En témoignent les trois chansons au centre de l'album : la comptine Sprite qui prend un tour très sombre sur son final s'enchaîne sur l'apocalyptique Hear Me qui rappellera à tous ceux qui font semblant de l'avoir oublié que le mec a créé et mené Strapping Young Lad, avant de glisser dans cette espèce de chanson Disney ultra guillerette qu'est Why (enfin, une chanson Disney qui aurait intégré une ligne en death growl...).
L'occasion de profiter des immenses capacités vocales du bonhomme et de son talent musical.


A la suite de cela, la longue et très sympathique Boderlands permet de profiter à nouveau de la voix de Ché Aimé Dorval et d'un délire électro qui déborde à nouveau de positivité.
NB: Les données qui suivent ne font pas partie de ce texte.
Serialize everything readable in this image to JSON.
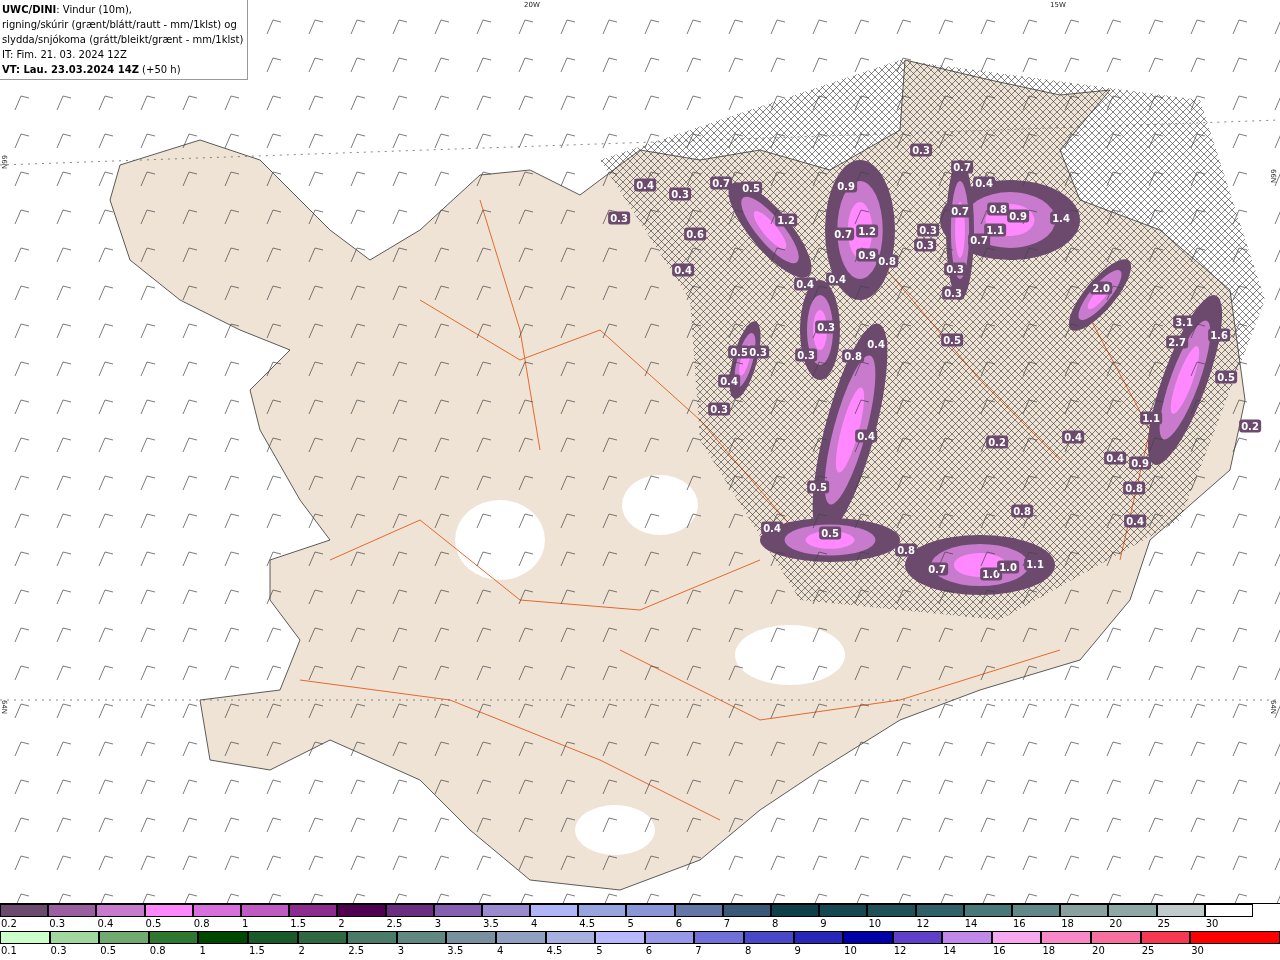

Le voyage au pays de Devin Townsend semble toucher alors à sa fin et ce voyage aura été formidable dans sa diversité et sa complexité.
Une sorte de quintessence du métal progressif : complexe sans jamais sombre dans la démonstration vide, qui ne sacrifie jamais une chanson pour y placer un solo certes virtuose mais dépourvu d'émotions.


mais l'album n'est pas fini. Il reste un titre. Découpé en 6 parties sur l'album (certains services de streaming la proposant en un seul bloc) mais pour moi inconcevable autrement que comme un tout.
Singularity.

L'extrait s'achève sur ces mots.